Q5: Just looking to the other side of your business, you sold a lot of Let’s Explore packs last Christmas, do you expect the pattern to be repeated this Christmas?

A5: Yes, last year was really about scrambling this thing together, we needed to produce something, we were in the middle of the pandemic, we used a lot of the assets that we had and we produced the Let’s Explore pack.

What we’ve managed to do this year is source product better, get it produced in China and make sure the supply chain is much smoother and that’s helped us significantly reduce the cost of goods and improve margin.

What we’re now looking forward to this Christmas is really planned and structured sale and obviously, the difference between this year and last year, last year we were only in the UK, we sold 11,000 units in the UK this year. This year, we’re in the US and Canada, Australia, South Africa, Singapore, and a number of other territories around the world and we’re in Amazon in the UK and the US and Canada.

So I think, yes, we’re looking forward with confidence to Q4 period and it’s very clear that that that is what drives intent. So, with a heightened intent, our cost of acquiring a customer reduces and therefore our margins increase so there’s a lot of focus on the Q4 period for Let’s Explore team.

Q6: You mentioned that you’ve got the CE certification for your clean room product from UVisan, what are your sales expectations for this product?

A6: Well, getting the CE certification is a key driver in actually us being able to sell Cleanroom so now we’ve got that we can start sort of offering it out to customers. We’ve got a number of interested parties, some large, some small, we’ve also got a number of distributors that are talking to us about wanting exclusivity in certain territories.

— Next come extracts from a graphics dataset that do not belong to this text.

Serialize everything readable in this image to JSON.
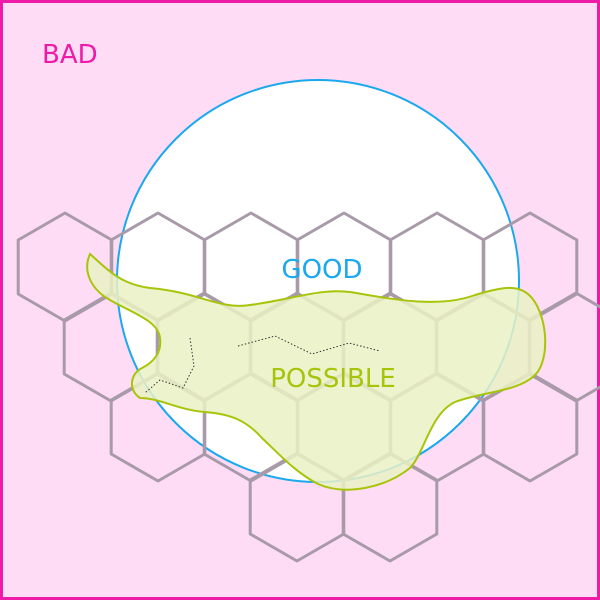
{
  "labels": {
    "bad": "BAD",
    "good": "GOOD",
    "possible": "POSSIBLE"
  },
  "colors": {
    "bad_fill": "#ffdcf5",
    "bad_stroke": "#ee1aa8",
    "bad_text": "#ee1aa8",
    "good_fill": "#ffffff",
    "good_stroke": "#1aa8ee",
    "good_text": "#1aa8ee",
    "possible_fill": "#eaf2c4",
    "possible_stroke": "#a8c40a",
    "possible_text": "#a8c40a",
    "hex_stroke": "#a89aa8",
    "blob_tint": "#e8c8b8"
  }
}
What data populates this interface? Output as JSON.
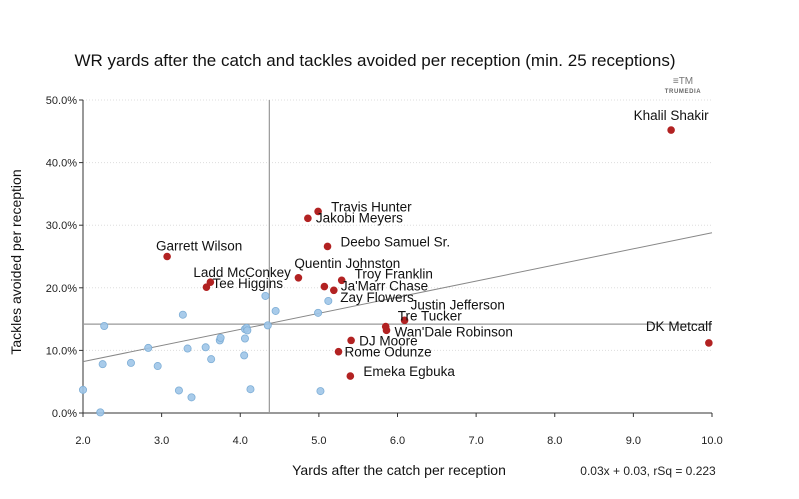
{
  "brand": {
    "mark": "≡TM",
    "name": "TRUMEDIA"
  },
  "chart_data": {
    "type": "scatter",
    "title": "WR yards after the catch and tackles avoided per reception (min. 25 receptions)",
    "xlabel": "Yards after the catch per reception",
    "ylabel": "Tackles avoided per reception",
    "xlim": [
      2.0,
      10.0
    ],
    "ylim": [
      0.0,
      50.0
    ],
    "x_ticks": [
      "2.0",
      "3.0",
      "4.0",
      "5.0",
      "6.0",
      "7.0",
      "8.0",
      "9.0",
      "10.0"
    ],
    "y_ticks": [
      "0.0%",
      "10.0%",
      "20.0%",
      "30.0%",
      "40.0%",
      "50.0%"
    ],
    "reference_lines": {
      "x": 4.37,
      "y": 14.2
    },
    "trendline": {
      "slope": 0.03,
      "intercept": 0.03,
      "rsq": 0.223,
      "y_at_xmin": 8.2,
      "y_at_xmax": 28.8
    },
    "formula_text": "0.03x + 0.03, rSq = 0.223",
    "colors": {
      "highlight": "#b22222",
      "other": "#9ec5e8",
      "other_stroke": "#7eaed6",
      "refline": "#999999",
      "trend": "#888888"
    },
    "highlighted": [
      {
        "name": "Khalil Shakir",
        "x": 9.48,
        "y": 45.2
      },
      {
        "name": "Travis Hunter",
        "x": 4.99,
        "y": 32.2
      },
      {
        "name": "Jakobi Meyers",
        "x": 4.86,
        "y": 31.1
      },
      {
        "name": "Deebo Samuel Sr.",
        "x": 5.11,
        "y": 26.6
      },
      {
        "name": "Garrett Wilson",
        "x": 3.07,
        "y": 25.0
      },
      {
        "name": "Quentin Johnston",
        "x": 4.74,
        "y": 21.6
      },
      {
        "name": "Troy Franklin",
        "x": 5.29,
        "y": 21.2
      },
      {
        "name": "Ladd McConkey",
        "x": 3.62,
        "y": 20.9
      },
      {
        "name": "Tee Higgins",
        "x": 3.57,
        "y": 20.1
      },
      {
        "name": "Ja'Marr Chase",
        "x": 5.07,
        "y": 20.2
      },
      {
        "name": "Ja'Marr Chase (point 2)",
        "x": 5.19,
        "y": 19.6
      },
      {
        "name": "Justin Jefferson",
        "x": 6.09,
        "y": 14.8
      },
      {
        "name": "Tre Tucker",
        "x": 5.85,
        "y": 13.8
      },
      {
        "name": "Wan'Dale Robinson",
        "x": 5.86,
        "y": 13.2
      },
      {
        "name": "DK Metcalf",
        "x": 9.96,
        "y": 11.2
      },
      {
        "name": "DJ Moore",
        "x": 5.41,
        "y": 11.6
      },
      {
        "name": "Rome Odunze",
        "x": 5.25,
        "y": 9.8
      },
      {
        "name": "Emeka Egbuka",
        "x": 5.4,
        "y": 5.9
      }
    ],
    "labels": [
      {
        "text": "Khalil Shakir",
        "x": 9.48,
        "y": 45.2,
        "anchor": "middle",
        "dx": 0,
        "dy": -10
      },
      {
        "text": "Travis Hunter",
        "x": 4.99,
        "y": 32.2,
        "anchor": "start",
        "dx": 13,
        "dy": 0
      },
      {
        "text": "Jakobi Meyers",
        "x": 4.86,
        "y": 31.1,
        "anchor": "start",
        "dx": 8,
        "dy": 4
      },
      {
        "text": "Deebo Samuel Sr.",
        "x": 5.11,
        "y": 26.6,
        "anchor": "start",
        "dx": 13,
        "dy": 0
      },
      {
        "text": "Garrett Wilson",
        "x": 3.07,
        "y": 25.0,
        "anchor": "middle",
        "dx": 32,
        "dy": -6
      },
      {
        "text": "Quentin Johnston",
        "x": 4.74,
        "y": 21.6,
        "anchor": "start",
        "dx": -4,
        "dy": -10
      },
      {
        "text": "Troy Franklin",
        "x": 5.29,
        "y": 21.2,
        "anchor": "start",
        "dx": 13,
        "dy": -2
      },
      {
        "text": "Ladd McConkey",
        "x": 3.62,
        "y": 20.9,
        "anchor": "start",
        "dx": -17,
        "dy": -5
      },
      {
        "text": "Tee Higgins",
        "x": 3.57,
        "y": 20.1,
        "anchor": "start",
        "dx": 6,
        "dy": 1
      },
      {
        "text": "Ja'Marr Chase",
        "x": 5.19,
        "y": 19.6,
        "anchor": "start",
        "dx": 7,
        "dy": 0
      },
      {
        "text": "Zay Flowers",
        "x": 5.12,
        "y": 17.9,
        "anchor": "start",
        "dx": 12,
        "dy": 1
      },
      {
        "text": "Justin Jefferson",
        "x": 6.09,
        "y": 14.8,
        "anchor": "start",
        "dx": 6,
        "dy": -11
      },
      {
        "text": "Tre Tucker",
        "x": 5.85,
        "y": 13.8,
        "anchor": "start",
        "dx": 12,
        "dy": -6
      },
      {
        "text": "Wan'Dale Robinson",
        "x": 5.86,
        "y": 13.2,
        "anchor": "start",
        "dx": 8,
        "dy": 6
      },
      {
        "text": "DK Metcalf",
        "x": 9.96,
        "y": 11.2,
        "anchor": "end",
        "dx": 3,
        "dy": -12
      },
      {
        "text": "DJ Moore",
        "x": 5.41,
        "y": 11.6,
        "anchor": "start",
        "dx": 8,
        "dy": 5
      },
      {
        "text": "Rome Odunze",
        "x": 5.25,
        "y": 9.8,
        "anchor": "start",
        "dx": 6,
        "dy": 5
      },
      {
        "text": "Emeka Egbuka",
        "x": 5.4,
        "y": 5.9,
        "anchor": "start",
        "dx": 13,
        "dy": 0
      }
    ],
    "others": [
      {
        "x": 2.0,
        "y": 3.7
      },
      {
        "x": 2.22,
        "y": 0.1
      },
      {
        "x": 2.25,
        "y": 7.8
      },
      {
        "x": 2.27,
        "y": 13.9
      },
      {
        "x": 2.61,
        "y": 8.0
      },
      {
        "x": 2.83,
        "y": 10.4
      },
      {
        "x": 2.95,
        "y": 7.5
      },
      {
        "x": 3.22,
        "y": 3.6
      },
      {
        "x": 3.27,
        "y": 15.7
      },
      {
        "x": 3.33,
        "y": 10.3
      },
      {
        "x": 3.38,
        "y": 2.5
      },
      {
        "x": 3.56,
        "y": 10.5
      },
      {
        "x": 3.63,
        "y": 8.6
      },
      {
        "x": 3.74,
        "y": 11.6
      },
      {
        "x": 3.75,
        "y": 12.0
      },
      {
        "x": 4.05,
        "y": 9.2
      },
      {
        "x": 4.06,
        "y": 11.9
      },
      {
        "x": 4.06,
        "y": 13.4
      },
      {
        "x": 4.08,
        "y": 13.6
      },
      {
        "x": 4.09,
        "y": 13.2
      },
      {
        "x": 4.13,
        "y": 3.8
      },
      {
        "x": 4.32,
        "y": 18.7
      },
      {
        "x": 4.35,
        "y": 14.0
      },
      {
        "x": 4.45,
        "y": 16.3
      },
      {
        "x": 4.99,
        "y": 16.0
      },
      {
        "x": 5.02,
        "y": 3.5
      },
      {
        "x": 5.12,
        "y": 17.9
      }
    ]
  }
}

So, it’s still early days, but we’re very, very hopeful and the good thing with UVisan really is i) it’s solved a problem for us in terms of how do we cleanse headsets and ii) it actually allowed us to develop a business and start generating cash at a time when the generation of cash was important.

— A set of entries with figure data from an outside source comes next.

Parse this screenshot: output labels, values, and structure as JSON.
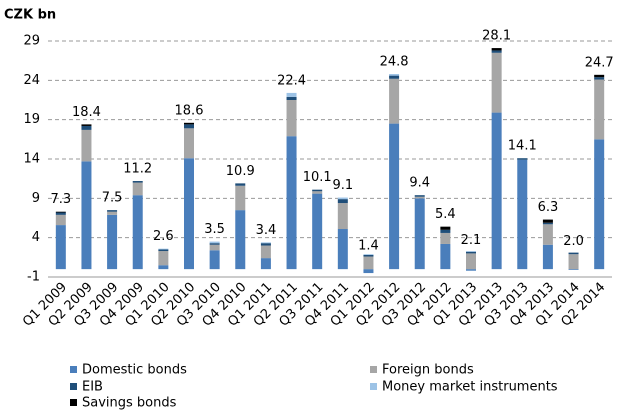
{
  "chart_data": {
    "type": "stacked_bar",
    "y_axis_title": "CZK bn",
    "categories": [
      "Q1 2009",
      "Q2 2009",
      "Q3 2009",
      "Q4 2009",
      "Q1 2010",
      "Q2 2010",
      "Q3 2010",
      "Q4 2010",
      "Q1 2011",
      "Q2 2011",
      "Q3 2011",
      "Q4 2011",
      "Q1 2012",
      "Q2 2012",
      "Q3 2012",
      "Q4 2012",
      "Q1 2013",
      "Q2 2013",
      "Q3 2013",
      "Q4 2013",
      "Q1 2014",
      "Q2 2014"
    ],
    "series": [
      {
        "name": "Domestic bonds",
        "color": "#4a7ebb",
        "values": [
          5.6,
          13.7,
          6.9,
          9.4,
          0.5,
          14.1,
          2.4,
          7.5,
          1.4,
          16.9,
          9.6,
          5.1,
          -0.5,
          18.5,
          9.0,
          3.2,
          -0.2,
          19.9,
          13.9,
          3.1,
          -0.1,
          16.5
        ]
      },
      {
        "name": "Foreign bonds",
        "color": "#a6a6a6",
        "values": [
          1.3,
          4.0,
          0.4,
          1.6,
          1.8,
          3.8,
          0.7,
          3.1,
          1.6,
          4.6,
          0.3,
          3.3,
          1.6,
          5.7,
          0.2,
          1.4,
          2.0,
          7.6,
          0,
          2.6,
          1.9,
          7.6
        ]
      },
      {
        "name": "EIB",
        "color": "#1f4e79",
        "values": [
          0.3,
          0.5,
          0.2,
          0.2,
          0.2,
          0.5,
          0.2,
          0.3,
          0.3,
          0.4,
          0.2,
          0.5,
          0.2,
          0.4,
          0.2,
          0.4,
          0.2,
          0.3,
          0.2,
          0.2,
          0.2,
          0.3
        ]
      },
      {
        "name": "Money market instruments",
        "color": "#9dc3e6",
        "values": [
          0,
          0,
          0,
          0,
          0.1,
          0,
          0.2,
          0,
          0.1,
          0.5,
          0,
          0.2,
          0.1,
          0.2,
          0,
          0,
          0.1,
          0,
          0,
          0,
          0,
          0
        ]
      },
      {
        "name": "Savings bonds",
        "color": "#000000",
        "values": [
          0.1,
          0.2,
          0,
          0,
          0,
          0.2,
          0,
          0,
          0,
          0,
          0,
          0,
          0,
          0,
          0,
          0.4,
          0,
          0.3,
          0,
          0.4,
          0,
          0.3
        ]
      }
    ],
    "totals": [
      7.3,
      18.4,
      7.5,
      11.2,
      2.6,
      18.6,
      3.5,
      10.9,
      3.4,
      22.4,
      10.1,
      9.1,
      1.4,
      24.8,
      9.4,
      5.4,
      2.1,
      28.1,
      14.1,
      6.3,
      2.0,
      24.7
    ],
    "total_labels": [
      "7.3",
      "18.4",
      "7.5",
      "11.2",
      "2.6",
      "18.6",
      "3.5",
      "10.9",
      "3.4",
      "22.4",
      "10.1",
      "9.1",
      "1.4",
      "24.8",
      "9.4",
      "5.4",
      "2.1",
      "28.1",
      "14.1",
      "6.3",
      "2.0",
      "24.7"
    ],
    "ylim": [
      -1,
      29
    ],
    "yticks": [
      -1,
      4,
      9,
      14,
      19,
      24,
      29
    ],
    "grid": true
  }
}
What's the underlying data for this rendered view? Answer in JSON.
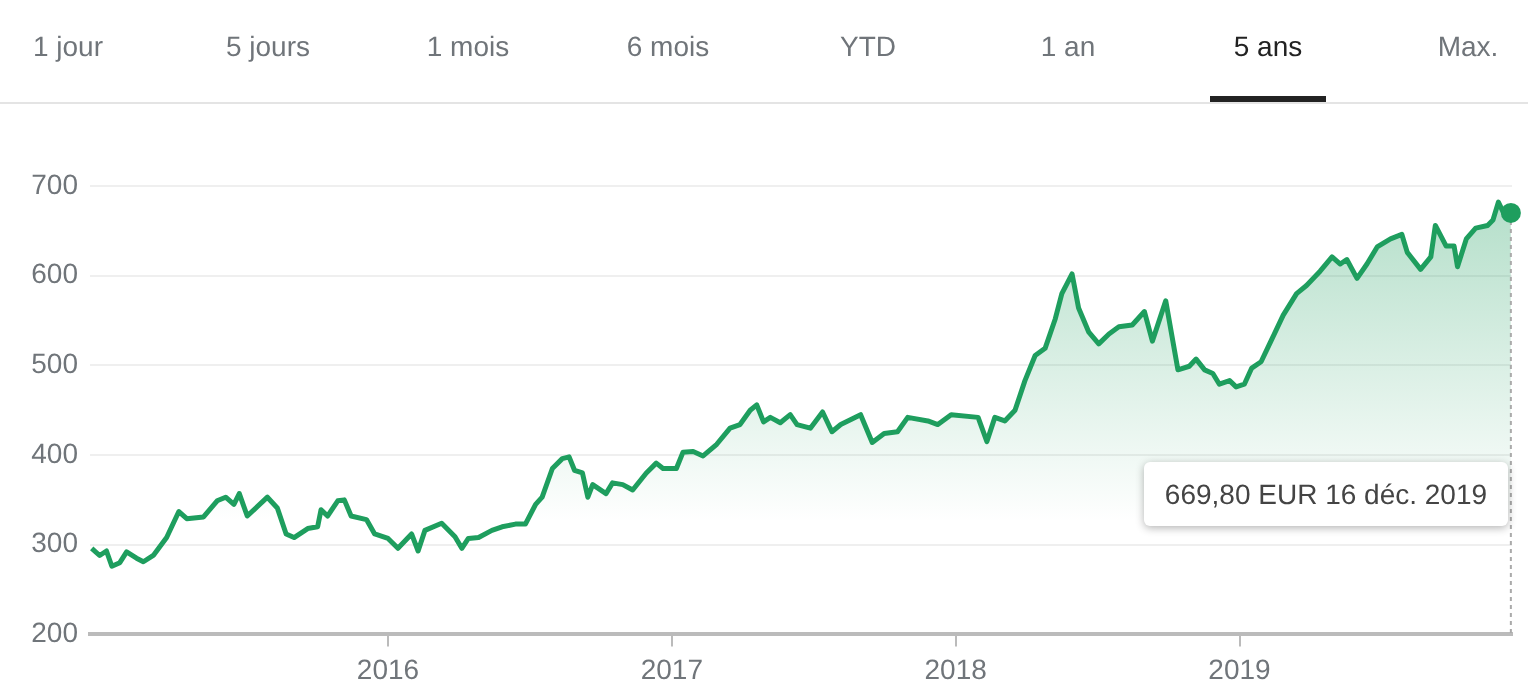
{
  "chart_data": {
    "type": "area",
    "color": "#1e9e5e",
    "x": [
      2014.956,
      2014.984,
      2015.008,
      2015.027,
      2015.055,
      2015.079,
      2015.114,
      2015.138,
      2015.173,
      2015.22,
      2015.263,
      2015.291,
      2015.35,
      2015.398,
      2015.428,
      2015.457,
      2015.476,
      2015.504,
      2015.575,
      2015.61,
      2015.641,
      2015.669,
      2015.717,
      2015.752,
      2015.764,
      2015.787,
      2015.823,
      2015.846,
      2015.87,
      2015.924,
      2015.953,
      2016.0,
      2016.035,
      2016.083,
      2016.106,
      2016.13,
      2016.189,
      2016.236,
      2016.26,
      2016.283,
      2016.319,
      2016.366,
      2016.402,
      2016.449,
      2016.484,
      2016.52,
      2016.543,
      2016.579,
      2016.614,
      2016.638,
      2016.657,
      2016.685,
      2016.704,
      2016.721,
      2016.768,
      2016.791,
      2016.827,
      2016.862,
      2016.91,
      2016.945,
      2016.969,
      2017.016,
      2017.039,
      2017.075,
      2017.11,
      2017.158,
      2017.205,
      2017.24,
      2017.276,
      2017.299,
      2017.323,
      2017.347,
      2017.382,
      2017.417,
      2017.441,
      2017.488,
      2017.531,
      2017.564,
      2017.595,
      2017.665,
      2017.706,
      2017.748,
      2017.795,
      2017.831,
      2017.902,
      2017.937,
      2017.984,
      2018.079,
      2018.11,
      2018.138,
      2018.173,
      2018.209,
      2018.244,
      2018.28,
      2018.315,
      2018.351,
      2018.374,
      2018.41,
      2018.433,
      2018.469,
      2018.504,
      2018.54,
      2018.575,
      2018.622,
      2018.665,
      2018.693,
      2018.74,
      2018.783,
      2018.823,
      2018.847,
      2018.877,
      2018.906,
      2018.929,
      2018.965,
      2018.988,
      2019.017,
      2019.043,
      2019.076,
      2019.106,
      2019.154,
      2019.201,
      2019.236,
      2019.284,
      2019.326,
      2019.355,
      2019.378,
      2019.414,
      2019.449,
      2019.485,
      2019.532,
      2019.572,
      2019.591,
      2019.638,
      2019.674,
      2019.69,
      2019.728,
      2019.756,
      2019.768,
      2019.799,
      2019.832,
      2019.874,
      2019.893,
      2019.912,
      2019.932,
      2019.956
    ],
    "values": [
      296,
      288,
      293,
      276,
      280,
      292,
      285,
      281,
      288,
      308,
      337,
      329,
      331,
      349,
      353,
      345,
      357,
      332,
      353,
      341,
      312,
      308,
      318,
      320,
      339,
      332,
      349,
      350,
      332,
      328,
      312,
      307,
      296,
      312,
      293,
      316,
      324,
      309,
      296,
      307,
      308,
      316,
      320,
      323,
      323,
      345,
      353,
      385,
      396,
      398,
      383,
      380,
      353,
      367,
      357,
      369,
      367,
      361,
      380,
      391,
      385,
      385,
      403,
      404,
      399,
      412,
      430,
      434,
      450,
      456,
      437,
      442,
      436,
      445,
      434,
      430,
      448,
      426,
      434,
      445,
      414,
      424,
      426,
      442,
      438,
      434,
      445,
      442,
      415,
      442,
      438,
      450,
      483,
      511,
      519,
      552,
      580,
      602,
      564,
      537,
      524,
      535,
      543,
      545,
      560,
      527,
      572,
      495,
      499,
      507,
      495,
      491,
      479,
      483,
      476,
      479,
      497,
      504,
      524,
      556,
      580,
      589,
      605,
      621,
      613,
      618,
      597,
      613,
      632,
      641,
      646,
      626,
      607,
      621,
      656,
      633,
      633,
      610,
      641,
      653,
      656,
      662,
      682,
      669,
      670
    ],
    "xlim": [
      2014.95,
      2019.96
    ],
    "xticks": [
      2016,
      2017,
      2018,
      2019
    ],
    "ylim": [
      200,
      700
    ],
    "yticks": [
      200,
      300,
      400,
      500,
      600,
      700
    ],
    "grid": "y",
    "legend": false,
    "marker": "none",
    "line_style": "solid",
    "annotations": [
      "1 jour",
      "5 jours",
      "1 mois",
      "6 mois",
      "YTD",
      "1 an",
      "5 ans",
      "Max.",
      "669,80 EUR  16 déc. 2019"
    ]
  }
}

What we’ve also managed to end up with is an accidental business really, we’ve got something that customers outside of the company want this, it’s now generating solid contribution each month and we think that can increase over the coming months.

So, we’re very pleased with what we’ve ended up with and, as I said, it’s become an accidental hero but a very welcomed one all the same.

Q7: So all in all, you must be very pleased with the progress that you’ve made and with the move to EBITDA profitability. With the business now generating cash, do you think that it’s a good time to invest in Immotion Group?

A7: We’ve got cash in the bank, we’ve got machines that are bought and paid for, we’ve got headsets of which the vast majority of deposits are paid for and will be self-financing, we’ve got a good order book in front of us and we’re generating cash.

So, I think all in all, having been through, as I said, a torrid time through the pandemic, we’re now in a very, very good position and it’s now about building for growth rather than financing losses and things like that.

So, personally, I’m very pleased to have reached this milestone. I think from an investor point of view, I think now we can start developing the business and start building on those blocks to really create something that has great reach and depths of value.